Zittingsplaats Roermond
Bestuursrecht
Zaaknummer: ROE 25/116
Proces-verbaal van de mondelinge uitspraak van de enkelvoudige kamer van 13 oktober 2025 op het verzet van

[opposant] , uit [woonplaats] , opposant

(gemachtigde: [gemachtigde] ),
tegen de uitspraak van de rechtbank van 26 februari 2025 in het geding tussen
opposant
en
het college van burgemeester en wethouders / de gemeenteraad van de gemeente Nederweert
(gemachtigde: mr. R.F.E. Kees).

Procesverloop

Opposant heeft beroep ingesteld bij deze rechtbank tegen het niet tijdig beslissen door de gemeenteraad op zijn verzoek van 21 augustus 2024.
In de uitspraak van 26 februari 2025 (de bestreden uitspraak) heeft de rechtbank dit beroep van opposant kennelijk niet-ontvankelijk verklaard.
Opposant heeft tegen deze uitspraak verzet ingesteld.
De rechtbank heeft het verzet op 13 oktober 2025 op zitting behandeld. Hieraan hebben deelgenomen: opposant, de gemachtigde van opposant en de gemachtigde van verweerder.
Na afloop van de zitting heeft de rechtbank onmiddellijk mondeling uitspraak gedaan.

Beslissing

De rechtbank verklaart het verzet ongegrond. Dat betekent dat de bestreden uitspraak in stand blijft. De motivering voor deze beslissing wordt hierna weergegeven.
Waar deze zaak over gaat
1. De rechtbank beoordeelt in deze verzetzaak uitsluitend of de rechtbank het beroep van opposant terecht kennelijk niet-ontvankelijk heeft verklaard.
2. Opposant heeft, nadat het college eerder zijn handhavingsverzoek had afgewezen, op 21 augustus 2024 de gemeenteraad verzocht om aan het college van burgemeester en wethouders opdracht te verstrekken om handhavend op te treden tegen bouwactiviteiten van de buurman van opposant. De gemeenteraad heeft dit verzoek op grond van artikel 2:3 van de Algemene wet bestuursrecht (Awb) doorgezonden aan het college ter behandeling als handhavingsverzoek.
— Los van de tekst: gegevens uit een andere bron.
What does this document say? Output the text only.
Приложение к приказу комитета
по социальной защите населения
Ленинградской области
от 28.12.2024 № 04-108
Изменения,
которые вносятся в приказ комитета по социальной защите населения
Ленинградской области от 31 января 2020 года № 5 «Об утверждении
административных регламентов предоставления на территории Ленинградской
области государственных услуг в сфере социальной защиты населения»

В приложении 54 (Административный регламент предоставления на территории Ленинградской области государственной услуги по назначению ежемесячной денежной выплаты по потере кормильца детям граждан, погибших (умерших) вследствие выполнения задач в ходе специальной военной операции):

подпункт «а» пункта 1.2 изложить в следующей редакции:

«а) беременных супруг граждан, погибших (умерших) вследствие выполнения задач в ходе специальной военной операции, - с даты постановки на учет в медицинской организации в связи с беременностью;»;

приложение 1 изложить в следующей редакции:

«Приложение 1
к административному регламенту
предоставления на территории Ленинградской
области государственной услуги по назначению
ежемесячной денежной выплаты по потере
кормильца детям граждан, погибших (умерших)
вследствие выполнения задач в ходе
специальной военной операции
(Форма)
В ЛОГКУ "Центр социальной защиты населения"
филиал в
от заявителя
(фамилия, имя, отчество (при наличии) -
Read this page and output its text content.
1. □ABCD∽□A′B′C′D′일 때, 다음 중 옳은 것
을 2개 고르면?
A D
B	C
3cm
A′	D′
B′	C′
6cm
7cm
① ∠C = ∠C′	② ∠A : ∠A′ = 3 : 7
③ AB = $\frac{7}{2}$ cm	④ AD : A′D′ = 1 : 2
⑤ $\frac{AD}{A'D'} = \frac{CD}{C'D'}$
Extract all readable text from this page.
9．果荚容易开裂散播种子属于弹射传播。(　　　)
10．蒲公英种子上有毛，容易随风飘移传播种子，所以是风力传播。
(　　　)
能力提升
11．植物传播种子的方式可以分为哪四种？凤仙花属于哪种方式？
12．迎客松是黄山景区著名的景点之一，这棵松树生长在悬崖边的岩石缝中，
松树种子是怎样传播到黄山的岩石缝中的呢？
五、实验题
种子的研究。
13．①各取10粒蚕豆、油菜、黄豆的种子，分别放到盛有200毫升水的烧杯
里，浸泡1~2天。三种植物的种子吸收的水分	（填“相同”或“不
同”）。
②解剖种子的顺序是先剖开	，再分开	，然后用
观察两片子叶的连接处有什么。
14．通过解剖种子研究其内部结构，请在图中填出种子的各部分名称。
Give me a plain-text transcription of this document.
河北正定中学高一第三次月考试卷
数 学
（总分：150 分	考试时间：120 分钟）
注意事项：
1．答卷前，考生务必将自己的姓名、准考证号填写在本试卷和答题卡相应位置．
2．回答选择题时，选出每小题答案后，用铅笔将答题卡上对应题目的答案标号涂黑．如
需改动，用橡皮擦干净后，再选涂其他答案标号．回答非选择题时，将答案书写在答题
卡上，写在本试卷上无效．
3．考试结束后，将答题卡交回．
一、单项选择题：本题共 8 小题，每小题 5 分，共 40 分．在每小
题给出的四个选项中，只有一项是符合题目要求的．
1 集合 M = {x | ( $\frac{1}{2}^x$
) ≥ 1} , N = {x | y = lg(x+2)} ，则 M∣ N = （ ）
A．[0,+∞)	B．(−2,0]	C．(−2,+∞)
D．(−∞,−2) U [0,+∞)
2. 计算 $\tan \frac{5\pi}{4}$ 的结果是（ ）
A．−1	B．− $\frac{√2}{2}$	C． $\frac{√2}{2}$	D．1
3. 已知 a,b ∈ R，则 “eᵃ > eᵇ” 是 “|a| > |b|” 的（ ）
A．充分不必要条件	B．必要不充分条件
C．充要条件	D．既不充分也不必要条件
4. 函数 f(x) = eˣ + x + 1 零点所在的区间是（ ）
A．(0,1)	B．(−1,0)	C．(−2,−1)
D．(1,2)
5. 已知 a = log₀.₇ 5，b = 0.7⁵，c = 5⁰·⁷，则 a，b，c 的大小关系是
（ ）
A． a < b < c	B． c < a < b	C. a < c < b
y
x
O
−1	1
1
Het college heeft op 3 december 2024 besloten het handhavingsverzoek (opnieuw) af te wijzen.
3. Eveneens op 3 december 2024 heeft opposant aan de gemeenteraad een ingebrekestelling verstuurd omdat de gemeenteraad geen besluit heeft genomen op zijn verzoek. Omdat de gemeenteraad daarop vervolgens niet heeft gereageerd, heeft opposant beroep bij de rechtbank ingesteld wegens het niet tijdig beslissen op zijn verzoek.
4. De rechtbank heeft in de beroepszaak uitspraak gedaan zonder zitting. Artikel 8:54 van de Awb biedt die mogelijkheid als het eindoordeel buiten redelijke twijfel staat. De rechtbank heeft geoordeeld dat het beroep kennelijk niet-ontvankelijk is omdat een besluit is genomen op zijn verzoek, voordat opposant het beroep wegens niet tijdig beslissen heeft ingesteld. Dat dit besluit is genomen door een ander bestuursorgaan dan waaraan opposant zijn verzoek heeft gericht en dus door een ander bestuursorgaan dan opposant wil, doet daaraan niet af, aldus de rechtbank in de bestreden uitspraak. Opposant had bezwaar kunnen maken tegen dit besluit en vervolgens beroep kunnen instellen, waarbij hij had kunnen aanvoeren dat het verkeerde bestuursorgaan op zijn verzoek heeft beslist.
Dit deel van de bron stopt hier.